Liver infiltrating and circulatory T cells were isolated from patients with PSC (n = 16). As controls we used T cells isolated from liver tissue and blood from patients undergoing transplantation for alcoholic liver disease (ALD, n = 16) and from blood of healthy donors (n = 10). Liver infiltrating T cells were sorted and processed for single cell RNA sequencing (scRNA-Seq) and cellular indexing of transcriptome and epitopes by sequencing (CITE-Seq). T cells were stained for measurements of surface markers by flow cytometry. Finally, naïve T cells were analyzed for proliferation capacity, cytokine production and differentiation capacity in vitro.

Results:

By combining scRNA-Seq, CITE-Seq and multi-parameter flow cytometry, we observed a unique immunophenotype of liver infiltrating and peripheral T cells in PSC, when compared to ALD and healthy controls. A subset of liver infiltrating naïve-like CD4+ T cells was identified in PSC patients with end-stage liver disease. Using flow cytometry, we confirmed the presence of phenotypically naïve CD4+ T cells in PSC livers and found they were increased in frequency compared with ALD. Transcriptome analysis using scRNA-Seq revealed high expression of markers such as STAT3 suggesting a possible predisposition to acquire a Th17 phenotype.
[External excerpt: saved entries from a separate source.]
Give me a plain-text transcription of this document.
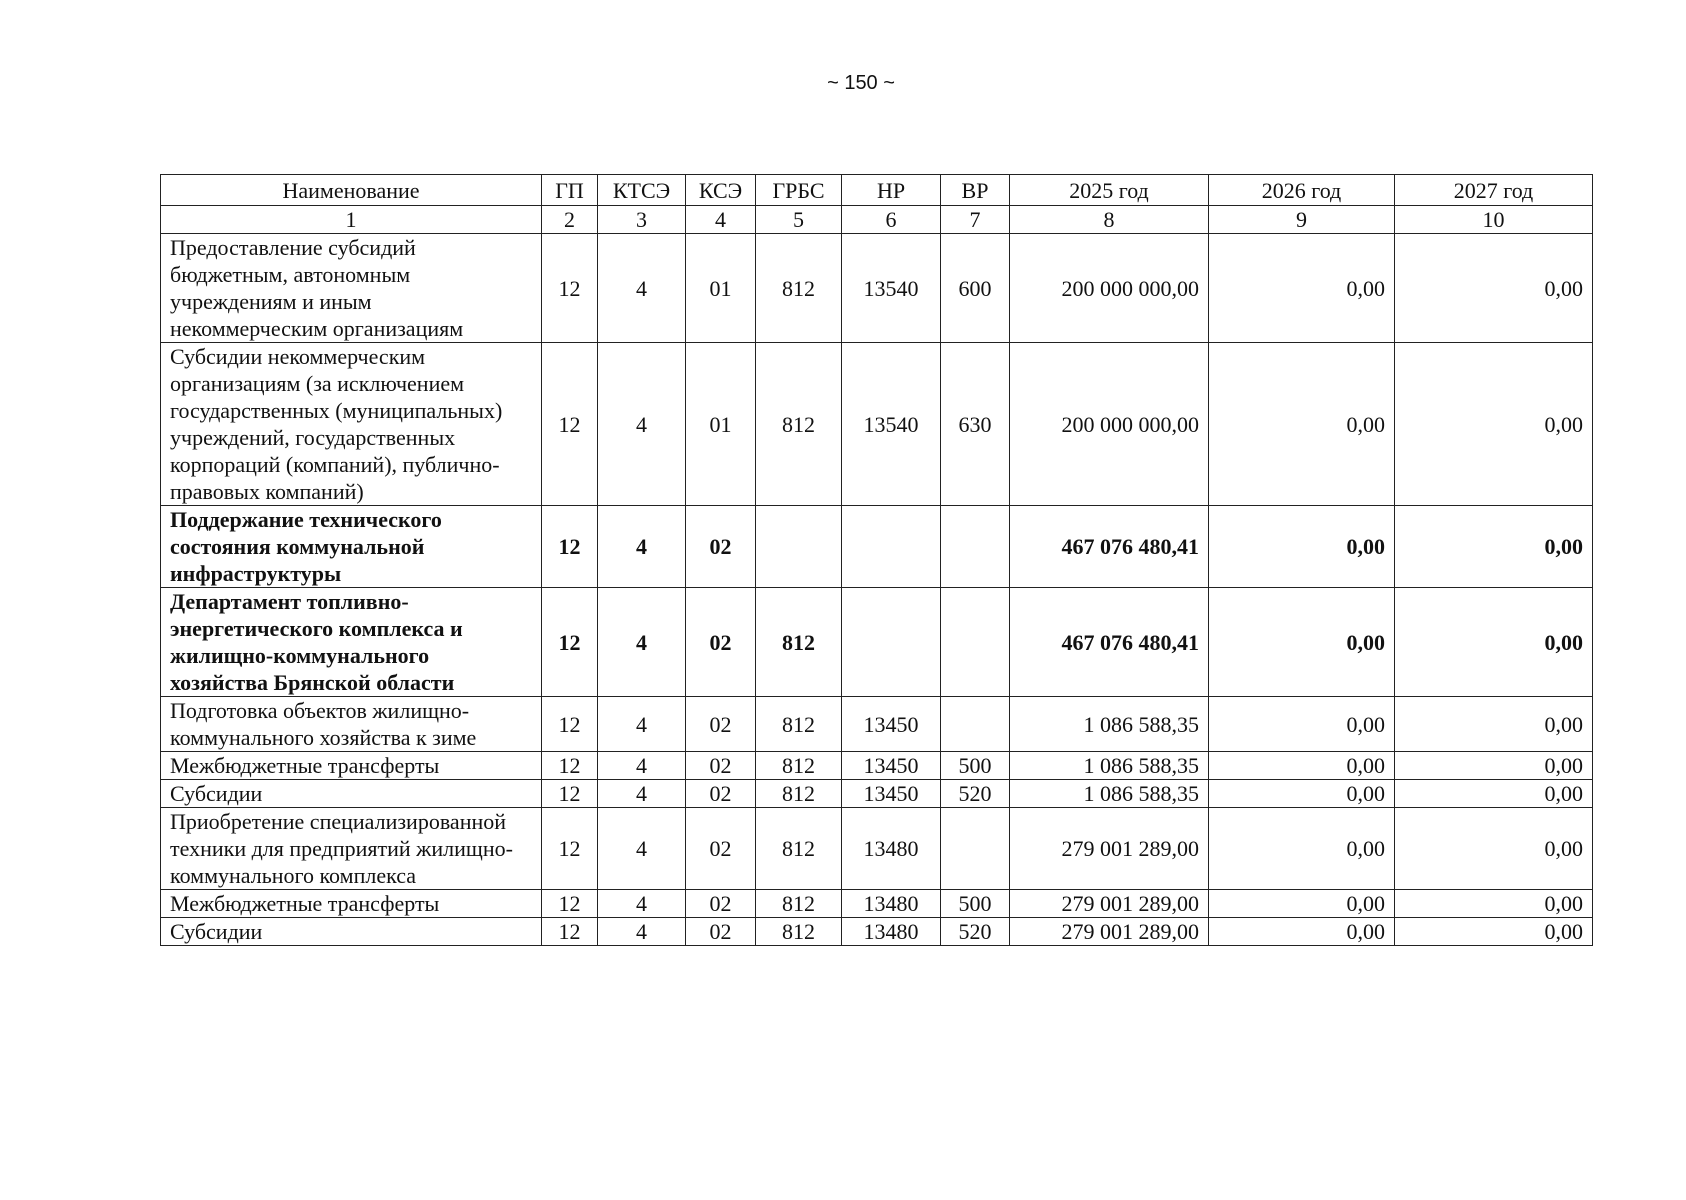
~ 150 ~
Наименование	ГП	КТСЭ	КСЭ	ГРБС	НР	ВР	2025 год	2026 год	2027 год
1	2	3	4	5	6	7	8	9	10
Предоставление субсидий бюджетным, автономным учреждениям и иным некоммерческим организациям	12	4	01	812	13540	600	200 000 000,00	0,00	0,00
Субсидии некоммерческим организациям (за исключением государственных (муниципальных) учреждений, государственных корпораций (компаний), публично-правовых компаний)	12	4	01	812	13540	630	200 000 000,00	0,00	0,00
Поддержание технического состояния коммунальной инфраструктуры	12	4	02				467 076 480,41	0,00	0,00
Департамент топливно-энергетического комплекса и жилищно-коммунального хозяйства Брянской области	12	4	02	812			467 076 480,41	0,00	0,00
Подготовка объектов жилищно-коммунального хозяйства к зиме	12	4	02	812	13450		1 086 588,35	0,00	0,00
Межбюджетные трансферты	12	4	02	812	13450	500	1 086 588,35	0,00	0,00
Субсидии	12	4	02	812	13450	520	1 086 588,35	0,00	0,00
Приобретение специализированной техники для предприятий жилищно-коммунального комплекса	12	4	02	812	13480		279 001 289,00	0,00	0,00
Межбюджетные трансферты	12	4	02	812	13480	500	279 001 289,00	0,00	0,00
Субсидии	12	4	02	812	13480	520	279 001 289,00	0,00	0,00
In vitro, PSC derived naive CD4+ T cells showed higher rates of proliferation and production of cytokines associated with Th17 cells compared to healthy controls.

Conclusion:

We here provide the first comprehensive atlas of intrahepatic T cells in PSC. Naïve-like CD4+ T cells ready to differentiate into Th17 cells were identified within the liver and their abundance was increased in liver and blood of PSC compared to ALD. We propose these cells as potential contributors to disease pathogenesis.